Não é fácil falar de monstros, mas, às vezes, é preciso fazê-lo para exterminá-los.
Havia um monstro debaixo da cama… espreitando, com seus olhos estreitos e maliciosos, a intimidade de muitos lares em busca de presas fáceis.
Esconde-se, por vergonha da sua própria torpeza, da luminosidade do dia e da verdade, perambulando, andrajoso e capenga por seus aleijões morais, nas sombras da confiança que lhe foi depositada.
Assim como “O dinossauro”, de Augusto Monterroso, quando acordamos, o monstro estava lá, saltando da fantasia à realidade, vivendo entre nós… como se fosse um de nós.
Foi a Cuca que veio nos pegar e se alimentar da inocência indefesa dos que ainda crescem, dos que mal aprenderam a falar, que passaram a ser aterrorizados pelo boi da cara preta e pelo bicho-papão, estes seres da imaginação que se materializaram em nossas casas e ruas.
Para saciar sua fome lasciva e inesgotável, um Drácula apareceu por detrás da capa e transformou o castelo de segurança em seu reino de devassidão, governado pelo desejo desenfreado que, com suas garras longas e pegajosas, a tudo contaminara, a tudo maculara, marcando suas vítimas com o avejão da tristeza.
E não são poucos os “escolhidos” da barbárie. No Brasil, o lobo mau violenta três crianças ou adolescentes por hora, segundo dados do Ministério da Saúde.
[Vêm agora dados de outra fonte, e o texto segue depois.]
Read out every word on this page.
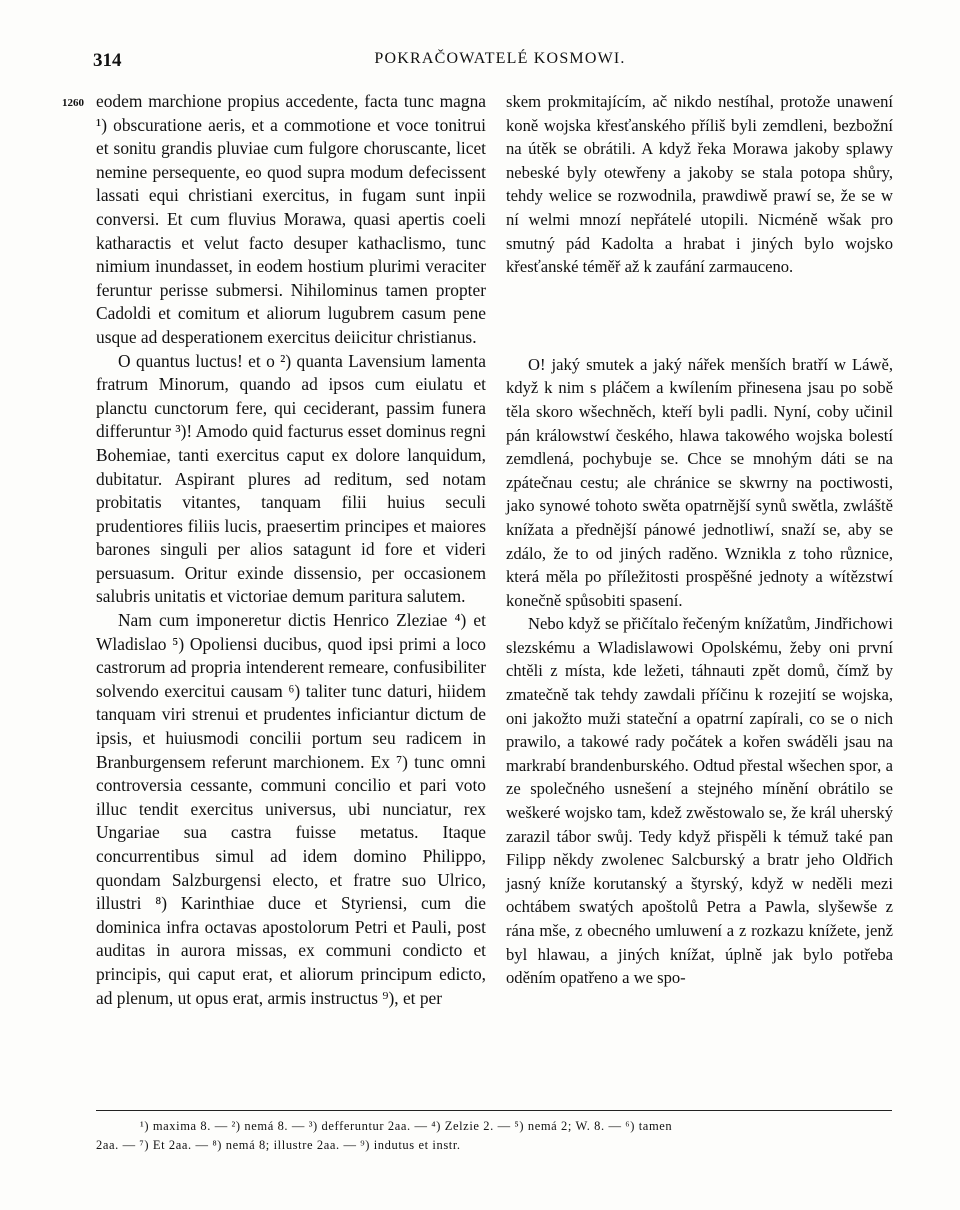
314	POKRAČOWATELÉ KOSMOWI.
1260 eodem marchione propius accedente, facta tunc magna ¹) obscuratione aeris, et a commotione et voce tonitrui et sonitu grandis pluviae cum fulgore choruscante, licet nemine persequente, eo quod supra modum defecissent lassati equi christiani exercitus, in fugam sunt inpii conversi. Et cum fluvius Morawa, quasi apertis coeli katharactis et velut facto desuper kathaclismo, tunc nimium inundasset, in eodem hostium plurimi veraciter feruntur perisse submersi. Nihilominus tamen propter Cadoldi et comitum et aliorum lugubrem casum pene usque ad desperationem exercitus deiicitur christianus.

O quantus luctus! et o ²) quanta Lavensium lamenta fratrum Minorum, quando ad ipsos cum eiulatu et planctu cunctorum fere, qui ceciderant, passim funera differuntur ³)! Amodo quid facturus esset dominus regni Bohemiae, tanti exercitus caput ex dolore lanquidum, dubitatur. Aspirant plures ad reditum, sed notam probitatis vitantes, tanquam filii huius seculi prudentiores filiis lucis, praesertim principes et maiores barones singuli per alios satagunt id fore et videri persuasum. Oritur exinde dissensio, per occasionem salubris unitatis et victoriae demum paritura salutem.

Nam cum imponeretur dictis Henrico Zleziae ⁴) et Wladislao ⁵) Opoliensi ducibus, quod ipsi primi a loco castrorum ad propria intenderent remeare, confusibiliter solvendo exercitui causam ⁶) taliter tunc daturi, hiidem tanquam viri strenui et prudentes inficiantur dictum de ipsis, et huiusmodi concilii portum seu radicem in Branburgensem referunt marchionem. Ex ⁷) tunc omni controversia cessante, communi concilio et pari voto illuc tendit exercitus universus, ubi nunciatur, rex Ungariae sua castra fuisse metatus. Itaque concurrentibus simul ad idem domino Philippo, quondam Salzburgensi electo, et fratre suo Ulrico, illustri ⁸) Karinthiae duce et Styriensi, cum die dominica infra octavas apostolorum Petri et Pauli, post auditas in aurora missas, ex communi condicto et principis, qui caput erat, et aliorum principum edicto, ad plenum, ut opus erat, armis instructus ⁹), et per

skem prokmitajícím, ač nikdo nestíhal, protože unawení koně wojska křesťanského příliš byli zemdleni, bezbožní na útěk se obrátili. A když řeka Morawa jakoby splawy nebeské byly otewřeny a jakoby se stala potopa shůry, tehdy welice se rozwodnila, prawdiwě prawí se, že se w ní welmi mnozí nepřátelé utopili. Nicméně wšak pro smutný pád Kadolta a hrabat i jiných bylo wojsko křesťanské téměř až k zaufání zarmauceno.

O! jaký smutek a jaký nářek menších bratří w Láwě, když k nim s pláčem a kwílením přinesena jsau po sobě těla skoro wšechněch, kteří byli padli. Nyní, coby učinil pán králowstwí českého, hlawa takowého wojska bolestí zemdlená, pochybuje se. Chce se mnohým dáti se na zpátečnau cestu; ale chránice se skwrny na poctiwosti, jako synowé tohoto swěta opatrnější synů swětla, zwláště knížata a přednější pánowé jednotliwí, snaží se, aby se zdálo, že to od jiných raděno. Wznikla z toho různice, která měla po příležitosti prospěšné jednoty a wítězstwí konečně spůsobiti spasení.

Nebo když se přičítalo řečeným knížatům, Jindřichowi slezskému a Wladislawowi Opolskému, žeby oni první chtěli z místa, kde ležeti, táhnauti zpět domů, čímž by zmatečně tak tehdy zawdali příčinu k rozejití se wojska, oni jakožto muži stateční a opatrní zapírali, co se o nich prawilo, a takowé rady počátek a kořen swáděli jsau na markrabí brandenburského. Odtud přestal wšechen spor, a ze společného usnešení a stejného mínění obrátilo se weškeré wojsko tam, kdež zwěstowalo se, že král uherský zarazil tábor swůj. Tedy když přispěli k témuž také pan Filipp někdy zwolenec Salcburský a bratr jeho Oldřich jasný kníže korutanský a štyrský, když w neděli mezi ochtábem swatých apoštolů Petra a Pawla, slyšewše z rána mše, z obecného umluwení a z rozkazu knížete, jenž byl hlawau, a jiných knížat, úplně jak bylo potřeba oděním opatřeno a we spo-

¹) maxima 8. — ²) nemá 8. — ³) defferuntur 2aa. — ⁴) Zelzie 2. — ⁵) nemá 2; W. 8. — ⁶) tamen
2aa. — ⁷) Et 2aa. — ⁸) nemá 8; illustre 2aa. — ⁹) indutus et instr.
De cada 10 pessoas conhecidas, 4 foram vítimas de abuso sexual, sendo que destas, metade possuía menos de 5 anos e 70% são meninas.
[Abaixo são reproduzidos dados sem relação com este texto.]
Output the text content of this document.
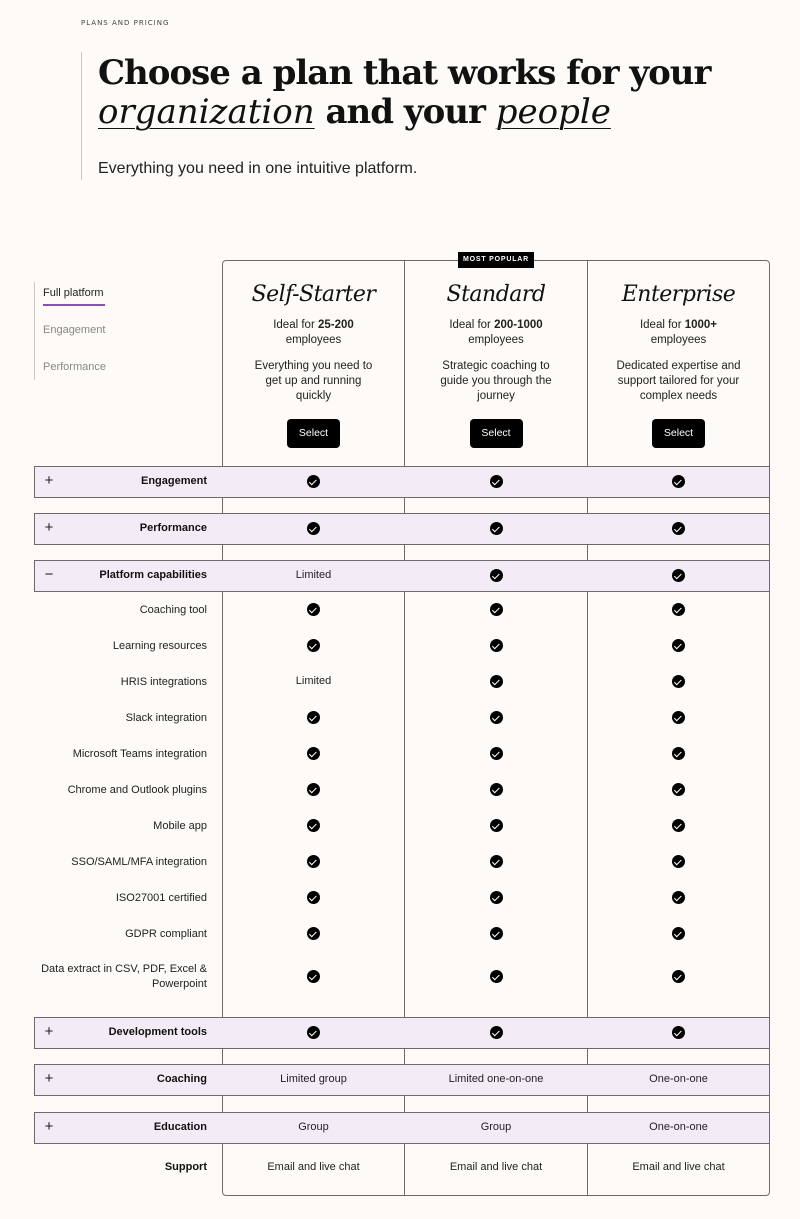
PLANS AND PRICING
Choose a plan that works for your
organization and your people

Everything you need in one intuitive platform.

Full platform
Engagement
Performance
MOST POPULAR
Self-Starter
Ideal for 25-200
employees
Everything you need to get up and running quickly
Select
Standard
Ideal for 200-1000
employees
Strategic coaching to guide you through the journey
Select
Enterprise
Ideal for 1000+
employees
Dedicated expertise and support tailored for your complex needs
Select
+	Engagement
+	Performance
−	Platform capabilities	Limited
Coaching tool
Learning resources
HRIS integrations	Limited
Slack integration
Microsoft Teams integration
Chrome and Outlook plugins
Mobile app
SSO/SAML/MFA integration
ISO27001 certified
GDPR compliant
Data extract in CSV, PDF, Excel & Powerpoint
+	Development tools
+	Coaching	Limited group	Limited one-on-one	One-on-one
+	Education	Group	Group	One-on-one
Support	Email and live chat	Email and live chat	Email and live chat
Foi assim que a brincadeira acabou, o carrinho de bombeiro vermelho acinzentou, a boneca Emília perdeu a cabeça, o playmobil se queimou… Os brinquedos falavam o que a timidez crescente calava. Não era instinto ruim, mas defesa.
Um dia, a ferida profunda cicatrizou por cima… só por cima. Outros fantasmas apareceram: o retraimento; a baixa autoestima; a dificuldade de relacionamento; as fobias e obsessões de toda ordem; culpas e depressões; dentre outros, passaram a nos atormentar por dentro, sinalizando que, ainda, havia dor a ser curada.
Depois de um tempo, passamos a entender que isso não é uma coisa que o tempo cura. Os monstros continuam embaixo da cama até que nós os agarremos pela goela e o arrastemos para fora de nossa alma.
E como se faz isso? Bom, se estamos passando, neste exato momento, por abusos, devemos falar, denunciar. Conversemos com quem pudermos sem qualquer vergonha, pois ninguém tem culpa de ser vítima de violentadores e abusadores.
Você, que lê agora, percebeu, no seu convívio, medo ou mudanças no comportamento de alguma criança ou adolescente, procure ouvir atentamente. Investigue, aja, proteja. A gratidão será inesquecível.
Se já passamos por isso, libertamo-nos do fardo ao compartilhar com alguém, ao fazer terapia, ao buscar ajuda profissional. Aos poucos, veremos que a insegurança e o medo são um eco do passado que precisa cessar. Hoje, crescemos e sabemos nos defender de dragões e medusas.
O importante, e isso deve ser dito, é que ninguém está sozinho nisso. Neste mundo, há monstros de várias formas, mas, também, há fadas, príncipes e princesas que nos oferecerão, no fim da história, aquele letreiro que sobe com um grande “felizes para sempre”.